Some of that impact is registered in the launch of the book at the New Zealand Embassy in Moscow. A distinguished line-up of Russian poets, critics, artists and gallery owners will attend, a number coming from St Petersburg with Arkadii. Creative New Zealand has generously paid to fly three New Zealand poets, Greg O’Brien, Ian Wedde and Tusiata Avia to read at the launch and engage in some cultural interaction. Greg has also written a terrific foreword to the book, which brilliantly sets New Zealand in a context that Russians will find strangely familiar.

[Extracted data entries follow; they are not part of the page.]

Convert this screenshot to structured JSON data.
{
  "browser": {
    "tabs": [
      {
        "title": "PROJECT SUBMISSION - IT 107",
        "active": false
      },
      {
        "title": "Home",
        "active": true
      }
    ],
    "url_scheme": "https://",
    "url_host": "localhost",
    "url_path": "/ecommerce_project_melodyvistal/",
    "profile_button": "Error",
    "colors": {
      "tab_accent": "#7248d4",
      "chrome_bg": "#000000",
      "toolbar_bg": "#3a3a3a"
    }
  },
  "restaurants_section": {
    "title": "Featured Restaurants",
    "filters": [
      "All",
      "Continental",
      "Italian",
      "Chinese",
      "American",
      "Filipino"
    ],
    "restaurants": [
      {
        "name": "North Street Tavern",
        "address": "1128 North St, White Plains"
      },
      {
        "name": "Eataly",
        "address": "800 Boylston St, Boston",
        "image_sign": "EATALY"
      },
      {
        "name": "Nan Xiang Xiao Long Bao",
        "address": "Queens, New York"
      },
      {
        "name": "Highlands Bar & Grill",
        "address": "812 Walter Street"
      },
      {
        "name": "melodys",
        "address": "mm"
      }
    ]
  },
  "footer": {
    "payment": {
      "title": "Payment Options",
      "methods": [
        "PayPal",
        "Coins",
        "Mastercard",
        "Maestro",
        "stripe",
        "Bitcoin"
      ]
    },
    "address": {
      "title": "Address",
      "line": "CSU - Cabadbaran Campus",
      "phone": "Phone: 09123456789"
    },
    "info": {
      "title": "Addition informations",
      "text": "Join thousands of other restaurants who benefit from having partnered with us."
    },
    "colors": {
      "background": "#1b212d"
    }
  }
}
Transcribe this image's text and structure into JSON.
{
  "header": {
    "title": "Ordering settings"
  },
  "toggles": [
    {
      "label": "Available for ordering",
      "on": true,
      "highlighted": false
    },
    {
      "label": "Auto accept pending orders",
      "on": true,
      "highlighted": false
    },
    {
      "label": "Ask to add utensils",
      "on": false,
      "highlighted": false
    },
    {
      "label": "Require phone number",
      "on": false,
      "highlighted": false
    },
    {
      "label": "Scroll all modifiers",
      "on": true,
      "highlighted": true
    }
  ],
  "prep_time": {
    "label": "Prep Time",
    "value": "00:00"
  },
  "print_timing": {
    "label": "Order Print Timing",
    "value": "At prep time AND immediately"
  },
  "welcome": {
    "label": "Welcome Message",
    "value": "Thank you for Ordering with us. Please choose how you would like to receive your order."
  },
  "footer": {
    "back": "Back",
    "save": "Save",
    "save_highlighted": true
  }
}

So the book is about to fly and we hope that it will not only bring New Zealand to Russians but in the future bring more Russians to New Zealand.'
15 Jun 05 | Filed by Kathy | Add your comment (1 so far)Comment by Penny Walker ~ June 16, 2005 6:31 AM
I lived in Brussels for three years. Occasionally I'd drop my two girls at the Maternelle in Brussels and drive north with my baby boy to Antwerp. I liked to walk around the huge gothic cathedral to look at the massive Rubens. My favourite painting was behind the alter. In my memory it was all fat babies and bulging women; like us I thought. All that flesh in a cathedral. I hope the poets went to see it.